Which horse won the inaugural Derby at Epsom?

Boasting total prize money in excess of £1.5 million, of which winning connections collect over £882,000, the Derby is the most valuable and prestigious race run in Britain. Nowadays run on the first Saturday in June, over a mile and a half, on a left-handed, famously switchback course at Epsom Downs, the second jewel of the traditional Triple Crown has, inevitably, become the yardstick by which colts of the Classic generation are measured. Indeed, even in modern times, it is worth noting that the likes of Sea Bird, Mill Reef, Sea The Stars, Shergar, Generous and Reference Point, all of whom feature in the top twenty highest-rated horses of the Timeform era, which began in 1948, all won the Derby.

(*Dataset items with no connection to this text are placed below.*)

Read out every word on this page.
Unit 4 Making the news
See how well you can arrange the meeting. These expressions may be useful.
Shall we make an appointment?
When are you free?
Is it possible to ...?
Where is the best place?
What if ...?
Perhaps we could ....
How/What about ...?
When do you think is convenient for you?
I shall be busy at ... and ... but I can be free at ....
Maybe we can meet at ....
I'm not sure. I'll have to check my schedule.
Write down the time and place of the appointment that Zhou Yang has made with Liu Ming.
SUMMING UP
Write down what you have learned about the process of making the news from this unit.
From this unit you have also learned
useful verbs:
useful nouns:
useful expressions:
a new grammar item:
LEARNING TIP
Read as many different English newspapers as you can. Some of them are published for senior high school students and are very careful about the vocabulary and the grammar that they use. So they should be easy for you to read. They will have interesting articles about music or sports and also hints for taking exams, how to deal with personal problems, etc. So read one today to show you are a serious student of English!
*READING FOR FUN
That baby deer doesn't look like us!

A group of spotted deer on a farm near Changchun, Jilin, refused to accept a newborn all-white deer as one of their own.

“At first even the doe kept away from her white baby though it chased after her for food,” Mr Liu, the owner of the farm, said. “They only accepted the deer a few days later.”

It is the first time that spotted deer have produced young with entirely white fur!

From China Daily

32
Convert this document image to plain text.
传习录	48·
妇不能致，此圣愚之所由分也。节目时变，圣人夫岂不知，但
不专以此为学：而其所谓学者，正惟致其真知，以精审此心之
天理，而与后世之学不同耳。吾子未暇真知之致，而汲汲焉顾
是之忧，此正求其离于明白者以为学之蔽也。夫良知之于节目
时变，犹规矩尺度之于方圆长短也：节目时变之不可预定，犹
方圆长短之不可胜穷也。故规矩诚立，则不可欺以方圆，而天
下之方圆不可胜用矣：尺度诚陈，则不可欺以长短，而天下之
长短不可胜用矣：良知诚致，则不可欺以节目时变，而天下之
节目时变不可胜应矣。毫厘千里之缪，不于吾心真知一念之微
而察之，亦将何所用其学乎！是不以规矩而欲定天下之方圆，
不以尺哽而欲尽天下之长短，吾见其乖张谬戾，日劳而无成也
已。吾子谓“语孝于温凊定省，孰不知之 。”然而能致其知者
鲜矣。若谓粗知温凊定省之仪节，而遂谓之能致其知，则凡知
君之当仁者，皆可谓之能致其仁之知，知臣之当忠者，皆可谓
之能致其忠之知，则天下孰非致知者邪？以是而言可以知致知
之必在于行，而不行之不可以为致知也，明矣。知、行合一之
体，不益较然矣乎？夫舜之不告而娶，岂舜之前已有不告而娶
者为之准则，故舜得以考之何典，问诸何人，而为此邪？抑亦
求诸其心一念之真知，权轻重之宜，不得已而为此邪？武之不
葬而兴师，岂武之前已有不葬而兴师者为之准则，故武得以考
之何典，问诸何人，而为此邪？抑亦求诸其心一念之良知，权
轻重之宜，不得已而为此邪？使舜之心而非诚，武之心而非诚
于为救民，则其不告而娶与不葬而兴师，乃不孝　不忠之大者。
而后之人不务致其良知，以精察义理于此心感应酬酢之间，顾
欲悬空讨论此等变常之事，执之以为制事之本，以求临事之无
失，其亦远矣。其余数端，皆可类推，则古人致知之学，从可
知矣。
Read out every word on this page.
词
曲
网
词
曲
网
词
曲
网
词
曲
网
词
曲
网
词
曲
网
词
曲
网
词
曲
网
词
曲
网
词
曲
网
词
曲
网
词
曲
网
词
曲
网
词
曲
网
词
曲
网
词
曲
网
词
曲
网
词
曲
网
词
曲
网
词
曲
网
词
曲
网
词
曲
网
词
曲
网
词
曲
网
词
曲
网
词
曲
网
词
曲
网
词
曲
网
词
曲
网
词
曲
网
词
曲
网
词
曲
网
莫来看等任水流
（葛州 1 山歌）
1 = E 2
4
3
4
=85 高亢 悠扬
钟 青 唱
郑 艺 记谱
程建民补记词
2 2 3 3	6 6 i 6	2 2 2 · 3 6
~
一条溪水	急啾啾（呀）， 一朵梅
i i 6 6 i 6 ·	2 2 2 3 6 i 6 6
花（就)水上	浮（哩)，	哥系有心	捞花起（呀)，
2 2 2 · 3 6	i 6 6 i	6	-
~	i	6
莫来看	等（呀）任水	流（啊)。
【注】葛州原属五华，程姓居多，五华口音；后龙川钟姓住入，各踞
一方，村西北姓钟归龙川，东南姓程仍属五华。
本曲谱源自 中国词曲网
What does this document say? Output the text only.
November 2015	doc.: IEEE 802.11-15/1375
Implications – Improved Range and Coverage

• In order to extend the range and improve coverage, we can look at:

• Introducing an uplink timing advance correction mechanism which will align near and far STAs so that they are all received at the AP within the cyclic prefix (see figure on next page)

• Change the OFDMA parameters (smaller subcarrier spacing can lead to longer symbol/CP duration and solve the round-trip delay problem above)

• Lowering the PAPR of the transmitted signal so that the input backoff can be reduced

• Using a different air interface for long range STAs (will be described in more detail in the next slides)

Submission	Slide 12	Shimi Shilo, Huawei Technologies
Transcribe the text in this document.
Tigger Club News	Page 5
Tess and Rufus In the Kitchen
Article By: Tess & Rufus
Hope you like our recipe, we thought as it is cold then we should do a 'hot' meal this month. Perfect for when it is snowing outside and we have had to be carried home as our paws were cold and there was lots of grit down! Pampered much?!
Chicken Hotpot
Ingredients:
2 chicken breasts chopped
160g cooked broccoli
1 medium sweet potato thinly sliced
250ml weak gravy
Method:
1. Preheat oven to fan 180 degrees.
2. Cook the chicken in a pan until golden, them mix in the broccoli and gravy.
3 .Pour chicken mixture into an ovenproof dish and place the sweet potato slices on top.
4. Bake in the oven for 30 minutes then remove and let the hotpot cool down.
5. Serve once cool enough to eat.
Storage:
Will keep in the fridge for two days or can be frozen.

Of course, the Derby is the third-oldest of the five British Classics, having been founded in 1780, four years after the St. Leger, at Doncaster, and a year after the Oaks, nowadays run over the same course and distance at Epsom. The co-founders, Edward Smith-Stanley, Twelfth Earl of Derby and his dinner guest, Sir Charles Bunbury, a steward of the Jockey Club, supposedly tossed a coin to decide after which of them the newly-devised race should be named. In any event, the inaugural Derby was run on May 4, 1780, not over a mile and a half, but over the last mile of the old, two-mile Orbital, or Cup, Course at Epsom. It was won by Diomed, owned by Bunbury, and arguably the best colt since Eclipse, a decade or so earlier.